Ook in de schilderkunst
deed het naturalisme zijn intrede, maar doordat het impressionisme in de
kunstwereld was ingeburgerd kon het niet meteen op de bewondering van de
impressionistische schilders en het kunstminnende publiek rekenen. Schilders
als Paul Cézanne, Claude Monet en Édouard Manet behoorden tot de
impressionisten. En hier gaat deze (droge?) theorie over in dit kunstenaarsboek
van Zola (1840-1902), die tot de literaire school van naturalisten gerekend
wordt. Hij was bevriend was met Monet, Manet en Cézanne, en heeft ze als
inspiratiebron gebruikt voor zijn protagonist Claude Lantier. In het personage
van Pierre Sandoz heeft Zola duidelijk autobiografische elementen verwerkt,
maar bij de andere kunstenaars tevens karakteristieken van de schilders uit zijn eigen vriendengroep en
beschrijvingen van hun doeken. Hierdoor heeft de roman kenmerken van een
sleutelroman, ware het niet dat hij deze karakteristieken schijnbaar willekeurig
heeft verdeeld over de vrienden van Claude. Het perspectief ligt voornamelijk
bij het hoofdpersonage, maar ook de personages van de kunstenaarsvrienden maken
een ontwikkeling door, hebben problematische relaties en worstelen met
erkenning, hun verhaallijnen meanderen daar doorheen. En, last but not least, is het een
dramatisch liefdesverhaal.
De volgende ochtend, nadat
Claude is opgestaan, kijkt hij achter het kamerscherm waar zijn gast ligt te
slapen.
'In de broeierige warmte die door het raam binnenkwam, had het meisje de lakens van zich af geduwd en uitgeput door de doorwaakte nachten lag ze badend in het licht te slapen, zo onbewust, dat haar pure naaktheid zelfs niet door de geringste beweging werd verstoord. Waarschijnlijk door haar onrustige gedraai toen ze niet kon slapen, waren de knoopjes van haar hemd losgeraakt, de linkermouw naar beneden gegleden en haar boezem ontbloot. Ze had een zijdezachte, goudglanzende huid, in haar eerste lentebloei, twee kleine, stevige borsten, boordevol levenskracht, waarop twee bleekroze knopjes ontkiemden. [...] 'Godallemachtig! Ze is fantastisch!"
Met gezwinde spoed haalt
hij papier en krijt, en begint te tekenen, meer geraakt door haar schoonheid
dan dat hij haar ziet als een vrouw. Hier begint zijn fascinatie en de
ontdekking dat zij het perfecte model is voor naturalistische schilderkunst.

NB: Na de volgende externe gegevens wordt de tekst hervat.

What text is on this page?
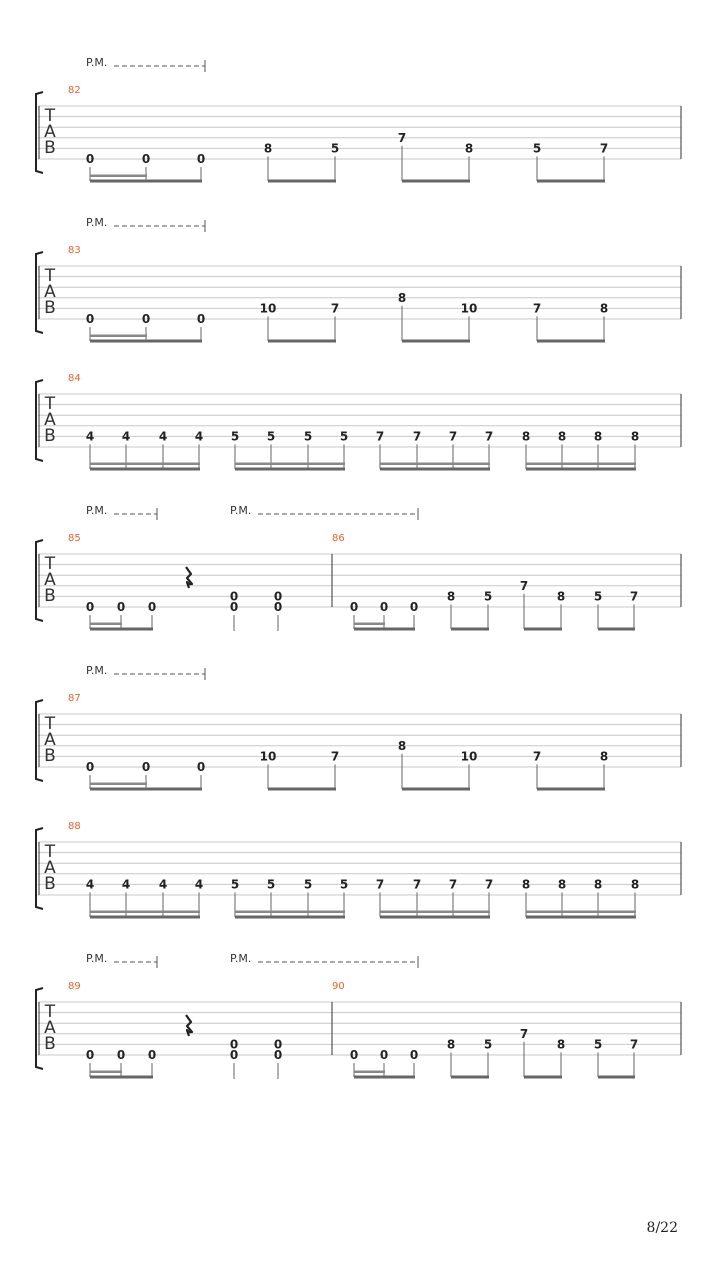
P.M.
82
T
A
B
0	0	0
8	5
7
8	5	7
P.M.
83
T
A
B
0	0	0
10	7
8
10	7	8
84
T
A
B 4 4 4 4 5 5 5 5 7 7 7 7 8 8 8 8
P.M.	P.M.
85	86
T
A
B
0 0 0
0
0
0
0	0 0 0
8 5
7
8 5 7
P.M.
87
T
A
B
0	0	0
10	7
8
10	7	8
88
T
A
B 4 4 4 4 5 5 5 5 7 7 7 7 8 8 8 8
P.M.	P.M.
89	90
T
A
B
0 0 0
0
0
0
0	0 0 0
8 5
7
8 5 7
8/22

Edouard-Joseph Dantan - Un Coin du Salon
|
Christine zoekt de schilder
steeds regelmatiger op. Hele dagen zwerven ze door de straten van Parijs -
minutieus, visueel en beeldend beschreven. Omdat het Claude maar niet lukt om de naakte vrouwenfiguur naar volle tevredenheid op het doek te krijgen staat zijn muze
urenlang model. Hij gaat volledig op in zijn werk en heeft daarbij niet in de
gaten dat ze de uitputting nabij is. Als een ware Sysiphus moet hij steeds weer
opnieuw beginnen. Toch belandt zijn schilderij tot zijn teleurstelling bij de Salon des Refusés in
plaats van bij de jaarlijkse kunsttentoonstelling de Salon. Het realistische
naakt en de vernieuwende stijl kan het publiek, dat nog altijd gelooft in
neo-klassieke werken, niet bekoren.
'De ophef over dit bizarre schilderij was beslist als een lopend vuurtje rondgegaan, want uit alle hoeken van de Salon kwamen mensen aangesneld, verdrongen elkaar, wilden erbij zijn. 'Waar is het? Daar! O, wat een klucht!' En nog meer dan elders regende het kwinkslagen, vooral het onderwerp leidde tot hilariteit: de mensen begrepen het niet, vonden het bespottelijk, van een misselijkmakende zotheid.'
Machteloosheid kwelt
Christine, als Claude gedesillusioneerd besluit om doek en penselen aan de
wilgen te hangen, maar hun liefde bloeit op en ze besluiten Parijs te verruilen voor een huis op een idyllisch plekje in Bennecourt.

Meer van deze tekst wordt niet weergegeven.